About the Order of St Lazarus in Great Britain
Having received a gift of land from the Earl of Arundel at Wymondham, Norfolk, in c1146, the Order became properly established in England somewhere around 1157 after his noble cousin, Roger de Mowbray, had returned from the Second Crusade. Mowbray must have known of the Lazarite hospital of Jerusalem, and with the support of King Henry II he granted a manor and lands to the Order for the foundation of a leper hospital in Leicestershire. The veteran crusader and patron of several monastic orders died in the Holy Land in 1188. The Preceptory he founded near Melton Mowbray became known as Burton Lazars, a name that remains to this day. It prospered and attracted further patrons, including King Edward I, who gave the leper hospital at St Giles', Holborn, to the Order by Letters Patent in 1299 and King Henry VI who granted the estate of Holy Innocents' Hospital, Lincoln, in 1457.
In 1544, the reforms of King Henry VIII which established the Church of England dissolved the religious and military orders and seized their assets, thus effectively abolishing the Order of St Lazarus in England and Wales.

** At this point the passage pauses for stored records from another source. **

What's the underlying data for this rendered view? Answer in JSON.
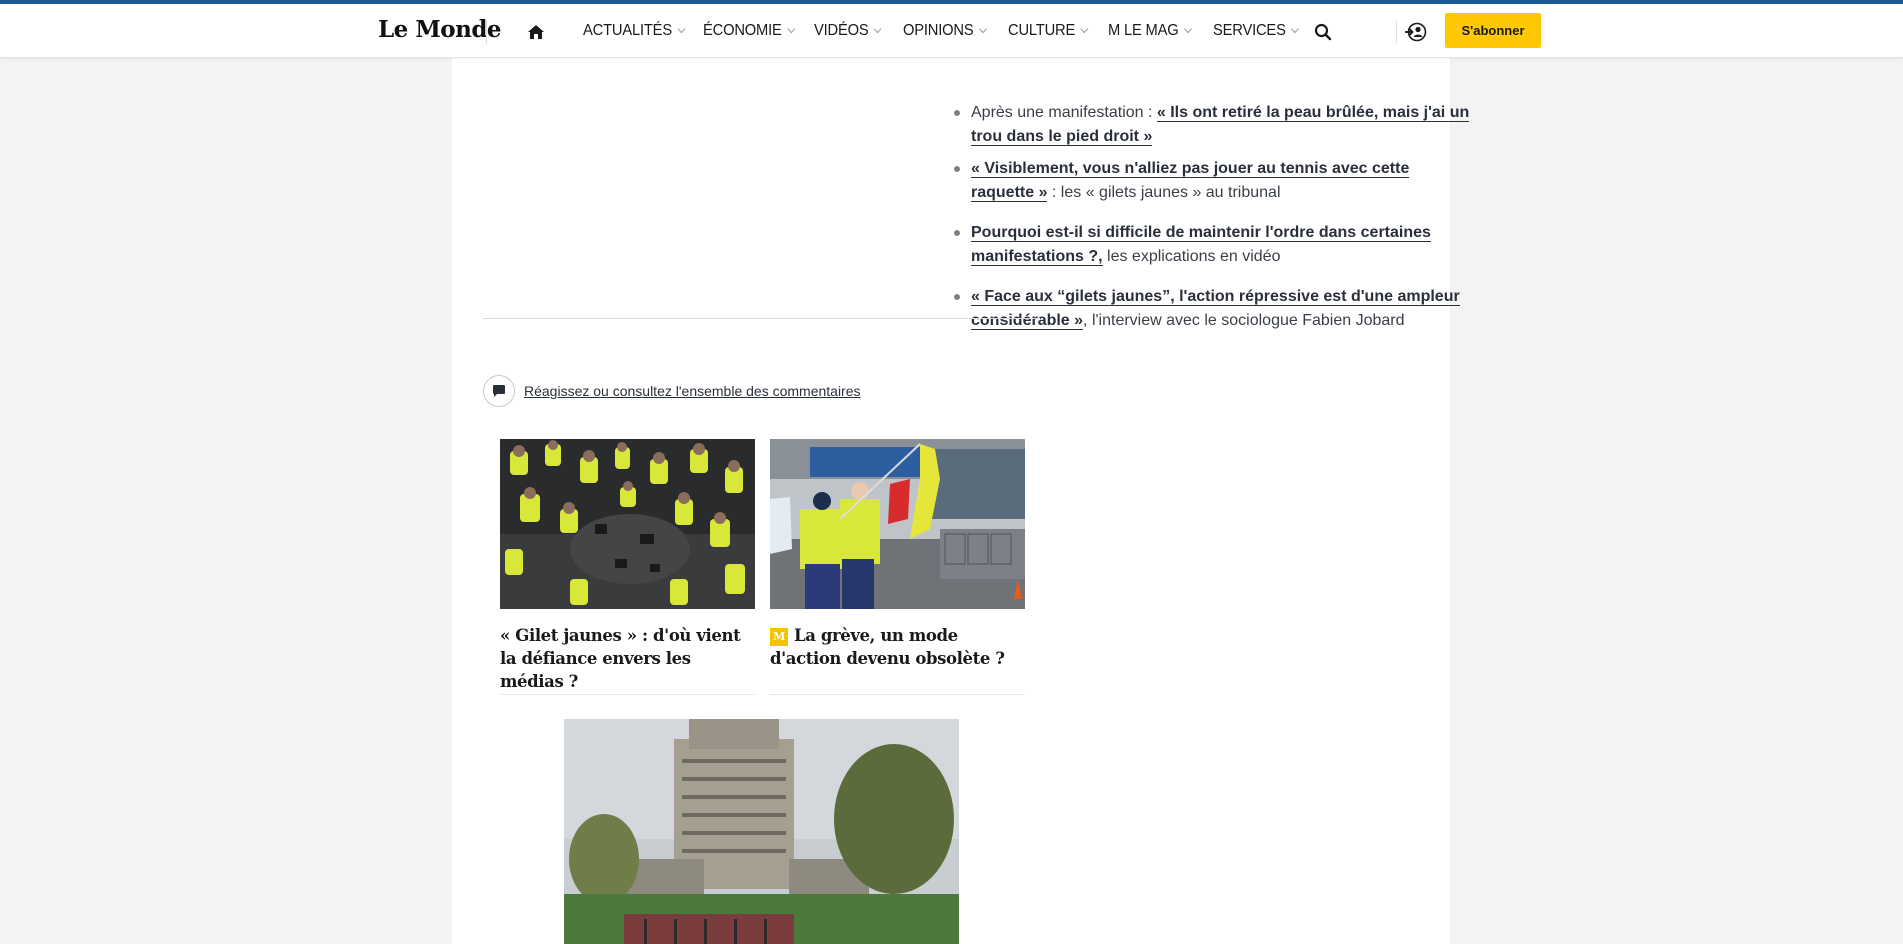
{
  "header": {
    "logo": "Le Monde",
    "nav": [
      {
        "label": "ACTUALITÉS"
      },
      {
        "label": "ÉCONOMIE"
      },
      {
        "label": "VIDÉOS"
      },
      {
        "label": "OPINIONS"
      },
      {
        "label": "CULTURE"
      },
      {
        "label": "M LE MAG"
      },
      {
        "label": "SERVICES"
      }
    ],
    "subscribe_label": "S'abonner"
  },
  "related": [
    {
      "prefix": "Après une manifestation : ",
      "link": "« Ils ont retiré la peau brûlée, mais j'ai un trou dans le pied droit »",
      "suffix": ""
    },
    {
      "prefix": "",
      "link": "« Visiblement, vous n'alliez pas jouer au tennis avec cette raquette »",
      "suffix": " : les « gilets jaunes » au tribunal"
    },
    {
      "prefix": "",
      "link": "Pourquoi est-il si difficile de maintenir l'ordre dans certaines manifestations ?,",
      "suffix": " les explications en vidéo"
    },
    {
      "prefix": "",
      "link": "« Face aux “gilets jaunes”, l'action répressive est d'une ampleur considérable »",
      "suffix": ", l'interview avec le sociologue Fabien Jobard"
    }
  ],
  "comments": {
    "link": "Réagissez ou consultez l'ensemble des commentaires"
  },
  "cards": [
    {
      "title": "« Gilet jaunes » : d'où vient la défiance envers les médias ?",
      "premium": false
    },
    {
      "title": "La grève, un mode d'action devenu obsolète ?",
      "premium": true,
      "badge": "M"
    }
  ],
  "colors": {
    "accent_bar": "#1a5a96",
    "subscribe": "#ffc800",
    "premium_badge": "#f3c300",
    "vest_yellow": "#d9e63a"
  }
}
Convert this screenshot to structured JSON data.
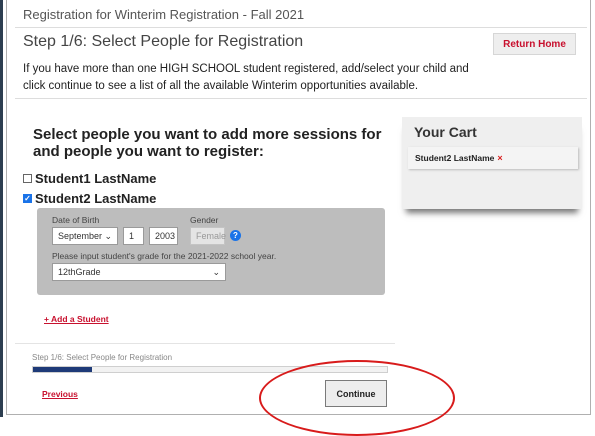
{
  "header": {
    "breadcrumb": "Registration for Winterim Registration - Fall 2021",
    "step_title": "Step 1/6: Select People for Registration",
    "return_home_label": "Return Home"
  },
  "description": "If you have more than one HIGH SCHOOL student registered, add/select your child and click continue to see a list of all the available Winterim opportunities available.",
  "selection": {
    "heading": "Select people you want to add more sessions for and people you want to register:",
    "students": [
      {
        "name": "Student1 LastName",
        "checked": false
      },
      {
        "name": "Student2 LastName",
        "checked": true
      }
    ],
    "details": {
      "dob_label": "Date of Birth",
      "dob_month": "September",
      "dob_day": "1",
      "dob_year": "2003",
      "gender_label": "Gender",
      "gender_value": "Female",
      "grade_label": "Please input student's grade for the 2021-2022 school year.",
      "grade_value": "12thGrade"
    },
    "add_student_label": "+ Add a Student"
  },
  "cart": {
    "title": "Your Cart",
    "items": [
      {
        "name": "Student2 LastName",
        "remove": "×"
      }
    ]
  },
  "footer": {
    "progress_label": "Step 1/6: Select People for Registration",
    "progress_fraction": 0.167,
    "previous_label": "Previous",
    "continue_label": "Continue"
  },
  "colors": {
    "accent_red": "#c8102e",
    "progress_navy": "#1e3a78",
    "checkbox_blue": "#1a73e8",
    "annotation_red": "#d81b1b"
  }
}
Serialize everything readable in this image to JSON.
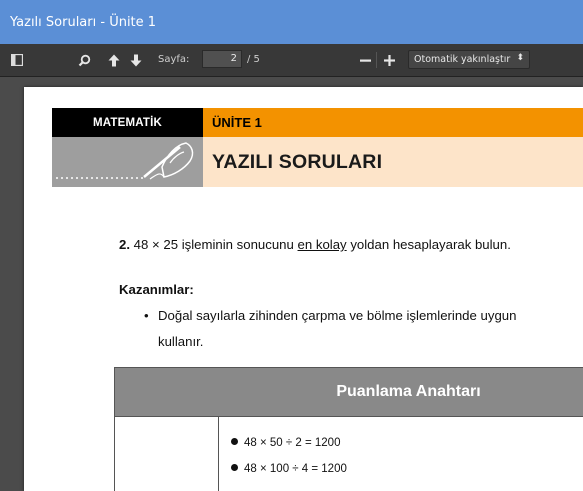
{
  "window": {
    "title": "Yazılı Soruları - Ünite 1"
  },
  "toolbar": {
    "page_label": "Sayfa:",
    "page_current": "2",
    "page_total": "/ 5",
    "zoom_option": "Otomatik yakınlaştır",
    "icons": [
      "sidebar-toggle-icon",
      "search-icon",
      "arrow-up-icon",
      "arrow-down-icon",
      "zoom-out-icon",
      "zoom-in-icon"
    ]
  },
  "document": {
    "subject": "MATEMATİK",
    "unit": "ÜNİTE 1",
    "heading": "YAZILI SORULARI",
    "question_number": "2.",
    "question_before": " 48 × 25 işleminin sonucunu ",
    "question_underlined": "en kolay",
    "question_after": " yoldan hesaplayarak bulun.",
    "kazanimlar_title": "Kazanımlar:",
    "bullet_symbol": "•",
    "kazanim_line1": "Doğal sayılarla zihinden çarpma ve bölme işlemlerinde uygun",
    "kazanim_line2": "kullanır.",
    "table_title": "Puanlama Anahtarı",
    "table_items": [
      "48 × 50 ÷ 2 = 1200",
      "48 × 100 ÷ 4 = 1200"
    ]
  },
  "colors": {
    "titlebar": "#5b8fd6",
    "toolbar": "#383838",
    "viewer_bg": "#4b4b4b",
    "header_black": "#000000",
    "header_orange": "#f39200",
    "header_peach": "#fde4c9",
    "header_gray": "#9e9e9e",
    "table_header": "#898989"
  }
}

In 1960 the Order was reintroduced into England when the 45th Grand Master gave the late Lord Mowbray, Segrave and Stourton, a direct descendant of the crusader Roger de Mowbray, the title of Grand Prior of England and Wales.
The current Grand Priory of Great Britain is led by the Grand Prior H.E. The Baron of Fetternear. It includes adult members from the Roman Catholic, Anglican and Methodist Churches.